In Italia, al contrario, con la gara SPC ancora in divenire, e con il recente cambio ai vertici dell’Agenzia per l’Italia Digitale, la situazione sembra essere statica. Sebbene il nostro Paese abbia pubblicato a Dicembre 2013 delle linee guida per la razionalizzazione del patrimonio infrastrutturale della PA, l’iniziativa, culminata con la realizzazione del censimento del parco infrastrutturale, non ha ancora avuto ulteriori sviluppi.

 

“In un quadro che sembrerebbe in stallo, tuttavia – rileva Alessandro Piva, Responsabile della Ricerca dell’Osservatorio Cloud per la Pubblica Amministrazione della School of Management del Politecnico di Milano – il censimento di 90 iniziative della PA Italiana a livello centrale, passando per le Regioni e interessando realtà locali come enti sanitari o comuni, mostra gli enti italiani non siano rimasti a guardare, realizzando iniziative molto interessanti, nei limite delle loro possibilità ed attribuzioni, nonostante la mancanza di una governance centrale che indirizzi la PA verso un obiettivo comune”.

 

Delle iniziative censite, infatti, il 50% ha svolto progettualità infrastrutturali volte a virtualizzare, consolidare e automatizzare le risorse in ottica IaaS; il 43% degli enti intervistati si è preoccupato di ragionare sul percorso applicativo, permettendo la digitalizzazione di processi, l’interoperabilità tra soluzioni differenti e l’integrazione delle informazioni dell’ente; il 7% infine ha operato una trasformazione relativa alla gestione dei device, abilitando nuove e più efficaci modalità di lavoro.

 

L’approccio bottom up tipico della situazione italiana mostra inoltre dei tratti comuni: la Cloud Journey della Pubblica Amministrazione muove nella maggior parte dei casi da una razionalizzazione del patrimonio infrastrutturale, a cui segue un consolidamento delle piattaforme ed una razionalizzazione del patrimonio applicativo che abilita il ripensamento di processi e modelli di servizio.
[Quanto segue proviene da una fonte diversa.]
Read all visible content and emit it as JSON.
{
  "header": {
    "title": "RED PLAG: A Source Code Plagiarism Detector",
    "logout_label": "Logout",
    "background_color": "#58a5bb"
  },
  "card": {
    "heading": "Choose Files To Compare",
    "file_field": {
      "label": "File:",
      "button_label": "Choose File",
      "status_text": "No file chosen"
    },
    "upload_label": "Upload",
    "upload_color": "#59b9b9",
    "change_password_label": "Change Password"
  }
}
I casi studiati hanno permesso inoltre di delineare una scala ben definita di benefici progressivi, che l’adozione del Cloud consente di ottenere: da benefici legati a risparmi economici, fino a benefici intangibili quali la semplificazione gestionale, il miglioramento della qualità nell’erogazione dei servizi nonché la nascita di nuovi servizi, abilitati proprio dal Cloud. Sono in particolare le iniziative realizzate a livello applicativo e che prevedono la collaborazione tra enti, che consentono di ottenere benefici di più alto livello.

 

La Ricerca, infine, ha individuato tra i casi studiati, le iniziative realizzate in cooperazione e condivisione, consentendo di tracciare 4 modelli di collaborazione diversi: parliamo di collaborazione verticale, laddove un ente fornisce servizi ad enti da esso dipendenti e di collaborazione orizzontale se due enti tra loro indipendenti mettono risorse a fattor comune per ottenere maggiori benefici. Quello che emerge è che in Italia, la buona volontà degli enti sia a livello locale che a livello centrale, ha fatto sì che siano proliferate iniziative di collaborazione verticale, inizialmente mosse dalla necessità di conseguire risparmi di costo, che si sono poi tramutate nell’opportunità per offrire nuovi servizi. Iniziative di collaborazione orizzontale a livello centrale, che sono quelle che consentirebbero maggior valore aggiunto grazie all’interoperabilità dei sistemi, sono invece rare dal momento che si sente la mancanza di una governance centralizzata che indirizzi gli enti verso un percorso comune.

 

“In conclusione, in Italia il terreno dell’adozione del Cloud nella PA è molto fertile – affermaMariano Corso – e bisogna riconoscere la proattività dei singoli enti al riguardo; tuttavia, è arrivato il momento storico di creare una governance centralizzata che si faccia carico di individuare obiettivi di lungo termine ai quali tendere in modo congiunto e che apporti maggior valore aggiunto ai processi consentendo agli enti di dialogare tra loro”.

 

“Ciò – aggiunge Stefano Mainetti – può essere possibile solo tramite la definizione di una normativa prescrittiva e abilitante, l’introduzione di un sistema di incentivi per gli investimenti in iniziative Cloud che consentano quindi di promuovere e portare a sistema iniziative di collaborazione tra gli enti, finora realizzate bottom up”.